<beveiliging> van <netTcpBinding>
Definieert de beveiligingsinstellingen voor een binding.
<Configuratie>
<system.serviceModel>
<Bindings>
<netTcpBinding>
<Bindend>
<Veiligheid>
Syntax
<security mode="Message/None/Transport/TransportWithCredential">
<transport clientCredentialType="Basic/Certificate/Digest/None/Ntlm/Windows"
protectionLevel="None/Sign/EncryptAndSign" />
<message algorithmSuite="Basic128/Basic192/Basic256/Basic128Rsa15/Basic256Rsa15/TripleDes/TripleDesRsa15/Basic128Sha256/Basic192Sha256/TripleDesSha256/Basic128Sha256Rsa15/Basic192Sha256Rsa15/Basic256Sha256Rsa15/TripleDesSha256Rsa15"

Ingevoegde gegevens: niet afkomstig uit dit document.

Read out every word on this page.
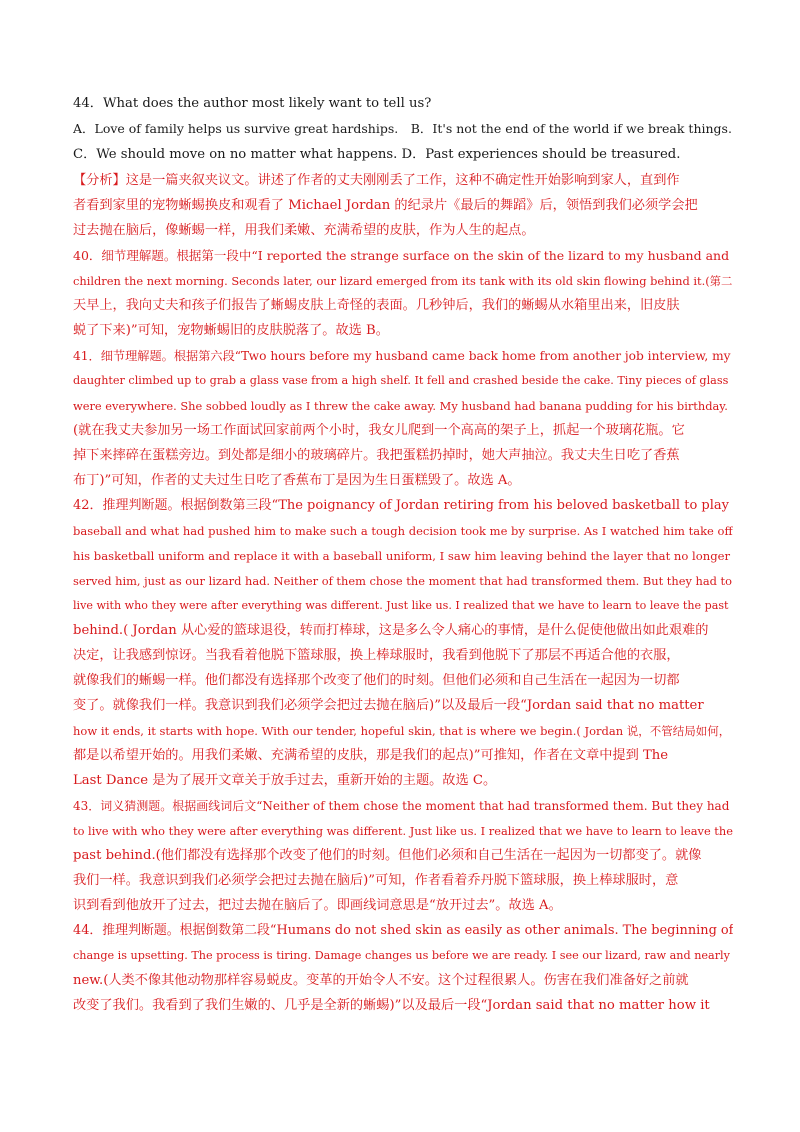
44．What does the author most likely want to tell us?
A．Love of family helps us survive great hardships.　B．It's not the end of the world if we break things.
C．We should move on no matter what happens. D．Past experiences should be treasured.
【分析】这是一篇夹叙夹议文。讲述了作者的丈夫刚刚丢了工作，这种不确定性开始影响到家人，直到作
者看到家里的宠物蜥蜴换皮和观看了 Michael Jordan 的纪录片《最后的舞蹈》后，领悟到我们必须学会把
过去抛在脑后，像蜥蜴一样，用我们柔嫩、充满希望的皮肤，作为人生的起点。
40．细节理解题。根据第一段中“I reported the strange surface on the skin of the lizard to my husband and
children the next morning. Seconds later, our lizard emerged from its tank with its old skin flowing behind it.(第二
天早上，我向丈夫和孩子们报告了蜥蜴皮肤上奇怪的表面。几秒钟后，我们的蜥蜴从水箱里出来，旧皮肤
蜕了下来)”可知，宠物蜥蜴旧的皮肤脱落了。故选 B。
41．细节理解题。根据第六段“Two hours before my husband came back home from another job interview, my
daughter climbed up to grab a glass vase from a high shelf. It fell and crashed beside the cake. Tiny pieces of glass
were everywhere. She sobbed loudly as I threw the cake away. My husband had banana pudding for his birthday.
(就在我丈夫参加另一场工作面试回家前两个小时，我女儿爬到一个高高的架子上，抓起一个玻璃花瓶。它
掉下来摔碎在蛋糕旁边。到处都是细小的玻璃碎片。我把蛋糕扔掉时，她大声抽泣。我丈夫生日吃了香蕉
布丁)”可知，作者的丈夫过生日吃了香蕉布丁是因为生日蛋糕毁了。故选 A。
42．推理判断题。根据倒数第三段“The poignancy of Jordan retiring from his beloved basketball to play
baseball and what had pushed him to make such a tough decision took me by surprise. As I watched him take off
his basketball uniform and replace it with a baseball uniform, I saw him leaving behind the layer that no longer
served him, just as our lizard had. Neither of them chose the moment that had transformed them. But they had to
live with who they were after everything was different. Just like us. I realized that we have to learn to leave the past
behind.( Jordan 从心爱的篮球退役，转而打棒球，这是多么令人痛心的事情，是什么促使他做出如此艰难的
决定，让我感到惊讶。当我看着他脱下篮球服，换上棒球服时，我看到他脱下了那层不再适合他的衣服，
就像我们的蜥蜴一样。他们都没有选择那个改变了他们的时刻。但他们必须和自己生活在一起因为一切都
变了。就像我们一样。我意识到我们必须学会把过去抛在脑后)”以及最后一段“Jordan said that no matter
how it ends, it starts with hope. With our tender, hopeful skin, that is where we begin.( Jordan 说，不管结局如何，
都是以希望开始的。用我们柔嫩、充满希望的皮肤，那是我们的起点)”可推知，作者在文章中提到 The
Last Dance 是为了展开文章关于放手过去，重新开始的主题。故选 C。
43．词义猜测题。根据画线词后文“Neither of them chose the moment that had transformed them. But they had
to live with who they were after everything was different. Just like us. I realized that we have to learn to leave the
past behind.(他们都没有选择那个改变了他们的时刻。但他们必须和自己生活在一起因为一切都变了。就像
我们一样。我意识到我们必须学会把过去抛在脑后)”可知，作者看着乔丹脱下篮球服，换上棒球服时，意
识到看到他放开了过去，把过去抛在脑后了。即画线词意思是“放开过去”。故选 A。
44．推理判断题。根据倒数第二段“Humans do not shed skin as easily as other animals. The beginning of
change is upsetting. The process is tiring. Damage changes us before we are ready. I see our lizard, raw and nearly
new.(人类不像其他动物那样容易蜕皮。变革的开始令人不安。这个过程很累人。伤害在我们准备好之前就
改变了我们。我看到了我们生嫩的、几乎是全新的蜥蜴)”以及最后一段“Jordan said that no matter how it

clientCredentialType="Certificate/IssuedToken/None/UserName/Windows" />
</security>
Kenmerken en elementen
In de volgende secties worden kenmerken, onderliggende elementen en bovenliggende elementen beschreven
Kenmerken
Kenmerk | Beschrijving |
---|---|
mode | Optioneel. Hiermee geeft u het type beveiliging dat wordt toegepast. Geldige waarden worden hieronder weergegeven. De standaardwaarde is Transport .Dit kenmerk is van het type SecurityMode. |
moduskenmerk
Waarde | Beschrijving |
---|---|
Geen | Beveiliging is uitgeschakeld. |
Transport | Transportbeveiliging wordt geboden met behulp van TLS via TCP of SPNego. De service moet mogelijk worden geconfigureerd met SSL-certificaten. Het is mogelijk om het beveiligingsniveau te beheren met deze modus. |
Bericht | Beveiliging wordt geboden met behulp van SOAP-berichtbeveiliging. De SOAP-hoofdtekst is standaard versleuteld en ondertekend. Deze modus biedt verschillende functies, zoals of de servicereferenties beschikbaar zijn op de client out-of-band, de algoritmesuite die moet worden gebruikt en welk beveiligingsniveau moet worden toegepast op de berichttekst. Clientverificatie wordt eenmaal per sessie uitgevoerd en de resultaten van de verificatie worden voor de duur van de sessie in de cache opgeslagen. |
TransportWithMessageCredential | Transportbeveiliging is gekoppeld aan berichtbeveiliging. Transportbeveiliging wordt geleverd door TLS via TCP of SPNego en zorgt voor integriteit, vertrouwelijkheid en serververificatie. SOAP-berichtbeveiliging biedt clientverificatie. Standaard wordt clientverificatie eenmaal per sessie uitgevoerd en worden de resultaten van de verificatie voor de duur van de sessie in de cache opgeslagen. |
Onderliggende elementen
Element | Beschrijving |
---|---|
<Vervoer> | Definieert de beveiligingsinstellingen voor het transport. Dit element is van het type TcpTransportSecurityElement. |
<Bericht> | Definieert de beveiligingsinstellingen voor het bericht. Dit element is van het type MessageSecurityOverTcpElement. |
Bovenliggende elementen
Element | Beschrijving |
---|---|
binding | Het bindingselement van de <netTcpBinding>. |
Opmerkingen
Elk van de standaardbindingen biedt parameters voor het beheren van de beveiligingsvereisten voor overdracht. Deze parameters omvatten doorgaans de beveiligingsmodus die aangeeft of beveiliging op berichtniveau of transportniveau wordt gebruikt en de keuze van het type clientreferentie. Op basis van de keuze van de opties die deze parameters bieden, wordt een kanaalstack gemaakt met de juiste beveiliging.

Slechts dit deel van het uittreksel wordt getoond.